Bug 293 - Bug in 'map acl inherit = yes'
Summary: Bug in 'map acl inherit = yes'
Alias: None
Product: Samba 3.0
Classification: Unclassified
Component: File Services (show other bugs)
Version: 3.0.0preX
Hardware: Other other
: P3 major
Target Milestone: none
Assignee: Jeremy Allison
QA Contact:
Depends on:
Reported: 2003-08-12 09:55 UTC by Marc Kaplan
Modified: 2005-02-07 09:02 UTC (History)
2 users (show)

See Also:


Note You need to log in before you can comment on or make changes to this bug.
Description Marc Kaplan 2003-08-12 09:55:05 UTC
So the problem is that explicit permissions added to an inherited ACE look to 
also be coming from inheritance, when in reality they are not. The cause of 
this is that the EA only specifes the whether the UID/GID was inherited, it 
does not specify the ACEs for those UIDs/GIDs.

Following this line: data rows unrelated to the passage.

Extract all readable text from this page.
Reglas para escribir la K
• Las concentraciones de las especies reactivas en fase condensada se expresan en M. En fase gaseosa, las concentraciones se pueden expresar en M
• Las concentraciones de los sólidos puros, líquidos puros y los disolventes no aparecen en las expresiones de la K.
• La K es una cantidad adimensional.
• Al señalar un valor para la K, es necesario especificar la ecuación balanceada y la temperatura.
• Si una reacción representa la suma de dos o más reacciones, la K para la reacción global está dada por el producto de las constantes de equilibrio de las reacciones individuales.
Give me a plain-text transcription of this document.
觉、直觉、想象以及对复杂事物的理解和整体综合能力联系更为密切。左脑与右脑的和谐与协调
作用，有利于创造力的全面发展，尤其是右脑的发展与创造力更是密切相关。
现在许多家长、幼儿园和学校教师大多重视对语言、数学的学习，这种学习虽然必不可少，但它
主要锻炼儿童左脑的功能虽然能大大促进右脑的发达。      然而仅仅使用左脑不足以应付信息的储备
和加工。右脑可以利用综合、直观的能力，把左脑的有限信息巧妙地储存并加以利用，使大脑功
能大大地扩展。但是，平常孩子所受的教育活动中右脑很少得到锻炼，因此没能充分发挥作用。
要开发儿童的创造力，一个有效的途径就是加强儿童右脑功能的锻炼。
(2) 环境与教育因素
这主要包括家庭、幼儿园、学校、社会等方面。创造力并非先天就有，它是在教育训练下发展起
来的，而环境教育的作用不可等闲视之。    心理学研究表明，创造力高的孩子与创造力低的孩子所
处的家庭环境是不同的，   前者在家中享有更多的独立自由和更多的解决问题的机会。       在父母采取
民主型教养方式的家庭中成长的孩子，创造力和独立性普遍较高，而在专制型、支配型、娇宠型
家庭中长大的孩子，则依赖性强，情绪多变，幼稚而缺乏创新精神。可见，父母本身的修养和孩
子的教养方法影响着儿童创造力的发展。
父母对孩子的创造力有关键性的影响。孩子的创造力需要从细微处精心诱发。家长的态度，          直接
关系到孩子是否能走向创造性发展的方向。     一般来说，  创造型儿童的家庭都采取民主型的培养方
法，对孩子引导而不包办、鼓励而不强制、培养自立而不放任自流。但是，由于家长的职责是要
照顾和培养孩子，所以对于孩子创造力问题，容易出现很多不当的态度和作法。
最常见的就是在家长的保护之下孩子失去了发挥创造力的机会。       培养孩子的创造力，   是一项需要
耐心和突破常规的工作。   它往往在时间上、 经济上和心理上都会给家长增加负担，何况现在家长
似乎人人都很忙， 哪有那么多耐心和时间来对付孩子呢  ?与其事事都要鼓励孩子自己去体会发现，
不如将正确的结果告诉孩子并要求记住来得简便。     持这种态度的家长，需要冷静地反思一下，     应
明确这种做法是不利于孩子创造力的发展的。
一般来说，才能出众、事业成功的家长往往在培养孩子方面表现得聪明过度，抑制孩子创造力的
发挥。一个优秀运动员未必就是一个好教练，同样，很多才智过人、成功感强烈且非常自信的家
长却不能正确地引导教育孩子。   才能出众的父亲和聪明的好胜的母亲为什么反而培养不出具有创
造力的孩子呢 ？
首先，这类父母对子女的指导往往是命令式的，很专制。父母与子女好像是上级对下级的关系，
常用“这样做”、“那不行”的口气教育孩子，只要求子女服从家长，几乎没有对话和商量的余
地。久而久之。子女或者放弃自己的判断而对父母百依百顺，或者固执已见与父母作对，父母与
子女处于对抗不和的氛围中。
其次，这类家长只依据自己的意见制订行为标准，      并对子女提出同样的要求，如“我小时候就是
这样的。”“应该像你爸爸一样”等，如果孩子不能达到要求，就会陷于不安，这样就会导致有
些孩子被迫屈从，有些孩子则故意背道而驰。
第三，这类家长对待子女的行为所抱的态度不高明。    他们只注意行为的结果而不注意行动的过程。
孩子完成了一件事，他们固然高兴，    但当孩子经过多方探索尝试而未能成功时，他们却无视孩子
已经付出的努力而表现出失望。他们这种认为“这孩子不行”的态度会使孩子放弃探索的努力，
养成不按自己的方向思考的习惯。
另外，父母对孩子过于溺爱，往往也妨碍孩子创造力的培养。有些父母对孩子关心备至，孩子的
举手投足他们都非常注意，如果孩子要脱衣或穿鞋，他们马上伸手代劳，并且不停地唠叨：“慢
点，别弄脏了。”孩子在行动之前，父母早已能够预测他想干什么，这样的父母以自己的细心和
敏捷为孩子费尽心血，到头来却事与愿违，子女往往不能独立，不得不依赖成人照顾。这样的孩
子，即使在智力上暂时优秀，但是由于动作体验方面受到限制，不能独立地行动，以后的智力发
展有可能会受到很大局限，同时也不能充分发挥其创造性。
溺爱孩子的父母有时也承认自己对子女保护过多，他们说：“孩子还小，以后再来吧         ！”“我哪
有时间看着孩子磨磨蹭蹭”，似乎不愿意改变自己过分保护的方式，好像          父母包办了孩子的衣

This is especially problematic, because future changes to the ACE causes the 
explicit portion of the ACE to be cleared, and only the original inherited 
part is preserved.

Win2k actually stores different ACEs for inherited permissions and explicit 
permissions, and they are || together for effective permissions, but the 
inherited ones are shown as "locked".
Comment 1 Gerald (Jerry) Carter (dead mail address) 2003-08-29 08:11:34 UTC
Will try again for RC3.
Comment 2 Gerald (Jerry) Carter (dead mail address) 2003-08-29 08:11:56 UTC
Will try again for RC3.
Comment 3 Gerald (Jerry) Carter (dead mail address) 2003-08-29 08:13:31 UTC
sorry.  didn't mean to close it.
Comment 4 Gerald (Jerry) Carter (dead mail address) 2004-03-24 07:13:12 UTC
When using the map acl inherit = yes option to store whether the 
ACEs were inherited from parent, any *explicit* permission added 
to an inherited ACE makes the entire ACE look like it it's being 
Comment 5 Gerald (Jerry) Carter (dead mail address) 2004-05-27 04:05:31 UTC
can we do something with this one or close it out as won't fix ?
or just set the priority to a p5 meaning that it might get 
done one day when everything else is fixed.
Comment 6 Gerald (Jerry) Carter (dead mail address) 2005-02-07 09:02:24 UTC
no work on this one.  closing on wont fix.